Life is a window of vulnerability.
“Life is a window of vulnerability.” —Donna Haraway
8 month old O, is picking up bits of oatmeal and thawed berries with her burgeoning pincer grip. Once close to her lips, she pushes the food into her mouth with her other clenched hand. I’m half watching her, also eating oatmeal, sipping my coffee as the elixir it is, and underlining passages in We Have Never Lived On Earth, Kasia van Schaik’s debut story collection.
“It seemed like a magical power to be a parent, to witness the strange ventriloquism of one’s own past in a face so oblivious to it.”
When I look up, O’s face covered in shades of magenta from the berries framed by the November rain pattering outside the window makes me feel like I live in an impressionist painting. These days, she entertains herself enough for me to be present for her and for my morning reading routine.
Next to us, in the bathroom, S is crying, begging J to stop before he’s even begun the COVID-19 test. We’ve told him that, this time we are going to swab his throat as well as his nostrils, and he’s worried it will hurt more than usual. Unwilling to gaslight my children, I concur, but it will be over quickly and it’s more accurate.
“Knowledge is power, you know this! You got this!” J reasons with him.
S understands, but still, his body fights. He’s bawling and shrieking now. The test hurts more in anticipation than in practice, and I hate how our children must bear it.
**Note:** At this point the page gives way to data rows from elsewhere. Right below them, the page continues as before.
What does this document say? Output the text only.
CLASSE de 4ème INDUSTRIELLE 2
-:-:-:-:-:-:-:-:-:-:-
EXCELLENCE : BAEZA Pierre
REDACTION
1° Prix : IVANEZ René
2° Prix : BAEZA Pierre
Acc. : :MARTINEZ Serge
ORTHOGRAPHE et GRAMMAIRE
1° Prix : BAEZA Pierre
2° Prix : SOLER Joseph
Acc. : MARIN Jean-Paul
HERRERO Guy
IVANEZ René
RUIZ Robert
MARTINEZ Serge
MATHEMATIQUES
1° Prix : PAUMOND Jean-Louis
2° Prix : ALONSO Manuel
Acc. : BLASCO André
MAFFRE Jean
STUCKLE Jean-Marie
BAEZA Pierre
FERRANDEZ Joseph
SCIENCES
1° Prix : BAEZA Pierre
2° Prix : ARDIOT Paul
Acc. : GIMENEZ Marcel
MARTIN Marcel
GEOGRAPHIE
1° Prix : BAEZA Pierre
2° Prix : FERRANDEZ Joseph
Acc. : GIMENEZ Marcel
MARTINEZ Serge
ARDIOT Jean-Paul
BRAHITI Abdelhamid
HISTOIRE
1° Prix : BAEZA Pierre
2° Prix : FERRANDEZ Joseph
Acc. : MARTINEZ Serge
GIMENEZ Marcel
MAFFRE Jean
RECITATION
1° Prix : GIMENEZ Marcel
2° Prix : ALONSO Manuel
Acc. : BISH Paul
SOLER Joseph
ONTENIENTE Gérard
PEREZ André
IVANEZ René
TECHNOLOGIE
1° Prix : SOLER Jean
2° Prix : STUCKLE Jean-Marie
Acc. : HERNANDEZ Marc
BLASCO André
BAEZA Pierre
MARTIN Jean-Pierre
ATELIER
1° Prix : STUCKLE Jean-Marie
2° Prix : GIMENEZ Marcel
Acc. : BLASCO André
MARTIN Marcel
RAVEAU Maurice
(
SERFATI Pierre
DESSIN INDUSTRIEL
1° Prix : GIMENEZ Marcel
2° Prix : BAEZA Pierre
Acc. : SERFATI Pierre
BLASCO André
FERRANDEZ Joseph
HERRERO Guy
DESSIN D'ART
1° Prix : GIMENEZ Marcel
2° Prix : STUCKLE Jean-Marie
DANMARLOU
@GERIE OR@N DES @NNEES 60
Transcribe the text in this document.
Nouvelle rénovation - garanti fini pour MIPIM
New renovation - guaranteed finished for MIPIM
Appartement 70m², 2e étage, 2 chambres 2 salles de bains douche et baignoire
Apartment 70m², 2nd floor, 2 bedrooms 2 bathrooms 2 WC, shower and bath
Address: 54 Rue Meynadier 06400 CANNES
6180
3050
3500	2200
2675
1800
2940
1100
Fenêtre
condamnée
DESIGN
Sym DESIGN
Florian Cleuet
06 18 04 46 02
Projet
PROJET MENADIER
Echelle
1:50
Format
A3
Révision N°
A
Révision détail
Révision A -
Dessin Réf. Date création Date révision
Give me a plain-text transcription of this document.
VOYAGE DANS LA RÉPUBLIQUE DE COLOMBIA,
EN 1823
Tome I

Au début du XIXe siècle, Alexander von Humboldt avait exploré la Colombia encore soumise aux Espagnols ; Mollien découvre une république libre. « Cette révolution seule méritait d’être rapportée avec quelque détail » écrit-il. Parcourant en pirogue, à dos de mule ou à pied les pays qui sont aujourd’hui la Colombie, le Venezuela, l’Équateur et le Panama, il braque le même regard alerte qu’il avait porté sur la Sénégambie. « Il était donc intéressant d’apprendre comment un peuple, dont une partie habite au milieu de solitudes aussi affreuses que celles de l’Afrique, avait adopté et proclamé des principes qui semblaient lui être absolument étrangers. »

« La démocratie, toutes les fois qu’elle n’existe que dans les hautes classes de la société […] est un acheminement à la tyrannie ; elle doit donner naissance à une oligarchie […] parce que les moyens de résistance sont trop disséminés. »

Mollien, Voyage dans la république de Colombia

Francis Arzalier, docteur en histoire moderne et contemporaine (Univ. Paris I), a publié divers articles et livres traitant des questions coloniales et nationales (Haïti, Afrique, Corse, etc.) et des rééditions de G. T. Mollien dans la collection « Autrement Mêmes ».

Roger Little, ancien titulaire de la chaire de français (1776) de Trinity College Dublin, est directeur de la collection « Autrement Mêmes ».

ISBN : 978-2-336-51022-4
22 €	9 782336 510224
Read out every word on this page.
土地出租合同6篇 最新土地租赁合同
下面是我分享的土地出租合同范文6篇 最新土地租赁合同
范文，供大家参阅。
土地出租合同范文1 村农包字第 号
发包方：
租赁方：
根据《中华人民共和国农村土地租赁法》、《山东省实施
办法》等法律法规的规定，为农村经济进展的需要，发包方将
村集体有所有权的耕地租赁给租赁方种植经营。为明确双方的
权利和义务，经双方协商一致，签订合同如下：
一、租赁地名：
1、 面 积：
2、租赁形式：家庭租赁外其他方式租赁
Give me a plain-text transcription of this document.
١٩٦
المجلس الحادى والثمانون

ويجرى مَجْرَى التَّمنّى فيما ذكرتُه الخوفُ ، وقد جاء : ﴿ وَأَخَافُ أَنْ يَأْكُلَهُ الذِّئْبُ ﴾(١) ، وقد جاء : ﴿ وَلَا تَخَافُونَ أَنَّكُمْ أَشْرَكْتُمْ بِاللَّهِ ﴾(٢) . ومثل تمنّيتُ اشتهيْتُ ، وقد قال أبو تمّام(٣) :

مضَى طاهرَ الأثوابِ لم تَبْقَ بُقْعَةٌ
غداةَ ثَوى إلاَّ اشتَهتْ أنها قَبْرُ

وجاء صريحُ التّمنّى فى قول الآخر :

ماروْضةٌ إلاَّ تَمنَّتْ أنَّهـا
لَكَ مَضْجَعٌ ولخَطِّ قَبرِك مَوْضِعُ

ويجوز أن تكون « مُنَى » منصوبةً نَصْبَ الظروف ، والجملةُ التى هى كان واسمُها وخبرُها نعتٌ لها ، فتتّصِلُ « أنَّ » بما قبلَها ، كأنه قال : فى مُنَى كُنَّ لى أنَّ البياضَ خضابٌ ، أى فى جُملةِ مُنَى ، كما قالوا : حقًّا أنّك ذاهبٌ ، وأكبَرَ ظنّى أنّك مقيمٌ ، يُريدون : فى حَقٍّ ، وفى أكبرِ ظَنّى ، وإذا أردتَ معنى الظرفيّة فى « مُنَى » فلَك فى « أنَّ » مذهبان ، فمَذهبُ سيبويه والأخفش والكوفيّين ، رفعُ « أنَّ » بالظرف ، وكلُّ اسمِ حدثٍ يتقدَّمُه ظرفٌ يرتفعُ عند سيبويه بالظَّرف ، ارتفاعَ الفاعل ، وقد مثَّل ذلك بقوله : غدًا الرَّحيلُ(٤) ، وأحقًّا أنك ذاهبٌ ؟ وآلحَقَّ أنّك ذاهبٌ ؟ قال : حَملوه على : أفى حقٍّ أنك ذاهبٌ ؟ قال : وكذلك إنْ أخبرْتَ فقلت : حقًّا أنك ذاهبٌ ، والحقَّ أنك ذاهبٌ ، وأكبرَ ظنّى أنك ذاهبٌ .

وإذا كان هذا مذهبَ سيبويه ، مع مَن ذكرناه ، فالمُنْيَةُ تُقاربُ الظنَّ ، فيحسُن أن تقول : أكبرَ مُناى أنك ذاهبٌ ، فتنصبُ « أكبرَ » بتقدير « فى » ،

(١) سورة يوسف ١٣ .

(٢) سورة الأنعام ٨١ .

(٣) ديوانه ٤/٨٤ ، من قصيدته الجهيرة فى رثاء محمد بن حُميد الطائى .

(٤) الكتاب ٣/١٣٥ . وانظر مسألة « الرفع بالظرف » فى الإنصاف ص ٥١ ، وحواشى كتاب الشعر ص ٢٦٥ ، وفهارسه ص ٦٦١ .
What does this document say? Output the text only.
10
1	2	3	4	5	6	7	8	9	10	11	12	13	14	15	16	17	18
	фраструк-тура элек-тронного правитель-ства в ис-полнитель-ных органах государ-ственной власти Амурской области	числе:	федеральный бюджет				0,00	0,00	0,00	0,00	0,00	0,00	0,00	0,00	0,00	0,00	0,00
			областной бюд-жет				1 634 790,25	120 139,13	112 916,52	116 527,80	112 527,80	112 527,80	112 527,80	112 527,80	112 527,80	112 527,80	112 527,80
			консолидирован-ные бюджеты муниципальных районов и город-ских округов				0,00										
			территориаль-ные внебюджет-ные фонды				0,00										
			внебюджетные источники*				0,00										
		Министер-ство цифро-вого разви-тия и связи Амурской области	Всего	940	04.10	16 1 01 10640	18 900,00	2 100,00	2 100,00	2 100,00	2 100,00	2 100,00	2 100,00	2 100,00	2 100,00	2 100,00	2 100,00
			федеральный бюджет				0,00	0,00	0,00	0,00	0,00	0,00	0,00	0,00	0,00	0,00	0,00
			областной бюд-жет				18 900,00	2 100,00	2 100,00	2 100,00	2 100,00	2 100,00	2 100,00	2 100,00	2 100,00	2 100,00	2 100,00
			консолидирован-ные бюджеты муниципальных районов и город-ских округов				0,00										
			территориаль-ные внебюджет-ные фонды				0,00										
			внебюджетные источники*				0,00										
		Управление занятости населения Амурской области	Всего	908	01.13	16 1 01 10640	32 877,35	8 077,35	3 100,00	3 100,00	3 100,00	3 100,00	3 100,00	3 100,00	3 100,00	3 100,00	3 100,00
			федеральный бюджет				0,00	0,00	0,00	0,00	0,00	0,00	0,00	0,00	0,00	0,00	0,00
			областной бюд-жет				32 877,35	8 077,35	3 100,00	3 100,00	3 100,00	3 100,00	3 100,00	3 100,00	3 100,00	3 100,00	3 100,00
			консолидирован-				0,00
His cries syncopate against the rain.
Throughout On Immunity: An Inoculation, Eula Biss contends with the difficulty that
“as mothers, we must somehow square our power with our powerlessness. We can protect our children to some extent. But we cannot make them invulnerable any more than we can make ourselves invulnerable.”
When S emerges at the table, O scrunches up her eyes and greets him with a wide gummy smile. She doesn’t yet understand the reality we live in. Or maybe she does and her gesture is a way of wit(h)nessing his hurt.
We count down the minutes to see the results. They’re negative. For now.